UV/IR dual-waveband photodetection and demultiplexing applications enabled by a wide-/narrow-bandgap heterojunction

A wide-/narrow-bandgap heterojunction offers promising potential for developing broadband response, high speed, and highly sensitive photodetectors. By exploiting the different spectral response of these detectors, transmitted data of different wavelengths can be effectively distinguished, making them promising candidates for wavelength division multiplexing to enhance optical communication transmission rates. Herein, we present a facile dual-wavelength demultiplexing strategy based on ZnO/PbSe wide-/narrow-bandgap heterojunction to achieve ultraviolet (UV)-infrared (IR) broadband detection by utilizing the photosensitive/dielectric properties of ZnO along with unique band alignment. The detector demonstrates a continuous photocurrent response in the UV region, while producing transient pulsed photocurrent in the IR region. It is first time reporting response wavelength extension of transient photodetectors from near-infrared (NIR) to mid-infrared (MIR).

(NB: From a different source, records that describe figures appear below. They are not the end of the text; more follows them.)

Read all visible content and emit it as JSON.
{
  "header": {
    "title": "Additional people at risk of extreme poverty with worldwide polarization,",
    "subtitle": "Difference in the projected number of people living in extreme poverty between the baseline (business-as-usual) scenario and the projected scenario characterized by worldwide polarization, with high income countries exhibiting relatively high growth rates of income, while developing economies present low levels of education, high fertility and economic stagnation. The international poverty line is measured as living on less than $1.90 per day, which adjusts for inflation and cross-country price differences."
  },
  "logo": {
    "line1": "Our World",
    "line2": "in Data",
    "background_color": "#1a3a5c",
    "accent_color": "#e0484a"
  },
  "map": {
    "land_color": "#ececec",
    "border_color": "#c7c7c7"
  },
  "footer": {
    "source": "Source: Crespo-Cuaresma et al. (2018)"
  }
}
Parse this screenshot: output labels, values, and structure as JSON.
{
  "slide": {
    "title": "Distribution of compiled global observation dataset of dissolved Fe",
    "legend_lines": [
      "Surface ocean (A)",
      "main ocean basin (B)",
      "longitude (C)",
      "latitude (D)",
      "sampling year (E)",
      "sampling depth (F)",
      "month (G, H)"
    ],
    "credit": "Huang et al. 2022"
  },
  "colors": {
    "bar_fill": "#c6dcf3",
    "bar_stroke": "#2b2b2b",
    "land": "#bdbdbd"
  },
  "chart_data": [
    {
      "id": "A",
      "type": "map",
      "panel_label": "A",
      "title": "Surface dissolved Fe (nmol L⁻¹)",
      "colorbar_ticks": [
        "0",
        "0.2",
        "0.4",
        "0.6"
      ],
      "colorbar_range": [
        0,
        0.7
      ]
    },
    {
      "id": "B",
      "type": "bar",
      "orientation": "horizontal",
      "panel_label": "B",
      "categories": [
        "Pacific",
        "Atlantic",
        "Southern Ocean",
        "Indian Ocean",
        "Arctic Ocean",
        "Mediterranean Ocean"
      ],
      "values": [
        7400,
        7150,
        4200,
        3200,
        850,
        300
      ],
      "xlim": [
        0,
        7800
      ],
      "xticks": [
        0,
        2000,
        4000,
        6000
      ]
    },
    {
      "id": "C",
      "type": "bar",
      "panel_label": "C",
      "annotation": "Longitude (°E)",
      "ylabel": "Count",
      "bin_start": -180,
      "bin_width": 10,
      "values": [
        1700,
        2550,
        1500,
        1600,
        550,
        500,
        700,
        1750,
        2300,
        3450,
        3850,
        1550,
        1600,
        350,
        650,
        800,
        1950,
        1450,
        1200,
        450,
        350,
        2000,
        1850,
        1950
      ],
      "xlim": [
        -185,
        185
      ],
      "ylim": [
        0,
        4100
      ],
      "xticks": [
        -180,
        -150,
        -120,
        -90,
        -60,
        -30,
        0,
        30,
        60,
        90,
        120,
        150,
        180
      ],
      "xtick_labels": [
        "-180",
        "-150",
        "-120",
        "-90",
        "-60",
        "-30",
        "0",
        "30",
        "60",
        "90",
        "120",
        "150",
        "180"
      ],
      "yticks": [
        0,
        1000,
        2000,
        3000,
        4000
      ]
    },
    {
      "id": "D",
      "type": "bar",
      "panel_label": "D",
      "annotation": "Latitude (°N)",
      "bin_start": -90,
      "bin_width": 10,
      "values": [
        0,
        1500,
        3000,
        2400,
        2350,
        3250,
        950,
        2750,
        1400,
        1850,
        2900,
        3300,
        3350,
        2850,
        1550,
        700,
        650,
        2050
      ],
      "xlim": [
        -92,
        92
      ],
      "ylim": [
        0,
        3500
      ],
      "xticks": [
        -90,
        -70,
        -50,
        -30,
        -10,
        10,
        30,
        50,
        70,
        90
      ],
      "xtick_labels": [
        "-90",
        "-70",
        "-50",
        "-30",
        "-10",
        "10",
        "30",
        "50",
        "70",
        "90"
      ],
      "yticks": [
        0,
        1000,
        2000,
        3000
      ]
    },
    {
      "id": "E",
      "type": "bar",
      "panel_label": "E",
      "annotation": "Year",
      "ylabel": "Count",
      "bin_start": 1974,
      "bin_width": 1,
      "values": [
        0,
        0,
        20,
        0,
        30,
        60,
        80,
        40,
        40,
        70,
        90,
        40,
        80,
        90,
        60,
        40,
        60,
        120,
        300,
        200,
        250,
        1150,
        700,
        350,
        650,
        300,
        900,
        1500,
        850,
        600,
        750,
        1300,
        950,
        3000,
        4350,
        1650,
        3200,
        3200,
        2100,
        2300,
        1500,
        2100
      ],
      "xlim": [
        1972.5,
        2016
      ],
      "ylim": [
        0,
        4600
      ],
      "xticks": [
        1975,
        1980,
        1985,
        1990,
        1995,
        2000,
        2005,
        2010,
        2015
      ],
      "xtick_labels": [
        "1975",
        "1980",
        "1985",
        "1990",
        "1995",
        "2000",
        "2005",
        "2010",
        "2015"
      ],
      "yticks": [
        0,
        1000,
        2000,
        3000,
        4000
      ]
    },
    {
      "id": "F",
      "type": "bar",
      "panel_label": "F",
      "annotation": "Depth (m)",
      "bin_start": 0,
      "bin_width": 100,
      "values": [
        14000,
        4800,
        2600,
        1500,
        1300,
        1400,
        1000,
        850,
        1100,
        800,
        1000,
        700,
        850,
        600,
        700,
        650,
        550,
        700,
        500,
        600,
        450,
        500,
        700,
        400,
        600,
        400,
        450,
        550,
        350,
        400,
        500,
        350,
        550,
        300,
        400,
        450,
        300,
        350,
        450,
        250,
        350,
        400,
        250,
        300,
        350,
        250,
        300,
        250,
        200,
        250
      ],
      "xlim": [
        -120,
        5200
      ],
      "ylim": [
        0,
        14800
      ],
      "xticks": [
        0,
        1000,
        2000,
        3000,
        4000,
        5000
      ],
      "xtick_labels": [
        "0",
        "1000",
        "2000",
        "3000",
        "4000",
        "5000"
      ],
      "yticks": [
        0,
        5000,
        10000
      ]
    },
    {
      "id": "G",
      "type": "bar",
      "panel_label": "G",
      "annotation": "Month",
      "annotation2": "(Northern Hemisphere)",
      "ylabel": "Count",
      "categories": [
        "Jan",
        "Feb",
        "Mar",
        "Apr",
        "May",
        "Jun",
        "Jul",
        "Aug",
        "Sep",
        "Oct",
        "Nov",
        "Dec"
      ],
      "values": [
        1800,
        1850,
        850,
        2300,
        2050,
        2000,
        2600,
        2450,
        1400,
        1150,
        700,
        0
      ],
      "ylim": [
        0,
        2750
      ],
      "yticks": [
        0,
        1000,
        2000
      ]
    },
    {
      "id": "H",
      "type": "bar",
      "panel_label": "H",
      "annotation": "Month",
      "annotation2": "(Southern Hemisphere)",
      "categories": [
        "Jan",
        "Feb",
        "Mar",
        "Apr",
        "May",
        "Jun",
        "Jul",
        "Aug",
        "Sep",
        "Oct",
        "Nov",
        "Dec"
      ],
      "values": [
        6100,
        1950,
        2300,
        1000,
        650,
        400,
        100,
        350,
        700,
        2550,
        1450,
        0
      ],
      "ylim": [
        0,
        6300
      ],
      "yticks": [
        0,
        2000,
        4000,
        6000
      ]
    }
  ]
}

Additionally, the response bandwidth reaches 2 kHz in the UV and 0.7 MHz in the IR bands. The UV/IR dual-wavelength optical communication tests show the coexistence of transient pulsed and continuous photocurrents. By incorporating different filter modules at the output terminals, the transmitted data at both wavelengths can be extracted simultaneously. This study offers a facile and practical approach for broadband photodetection and wavelength demultiplexing, while also providing a novel route for extending the application of wide-bandgap semiconductors to IR optoelectronic devices.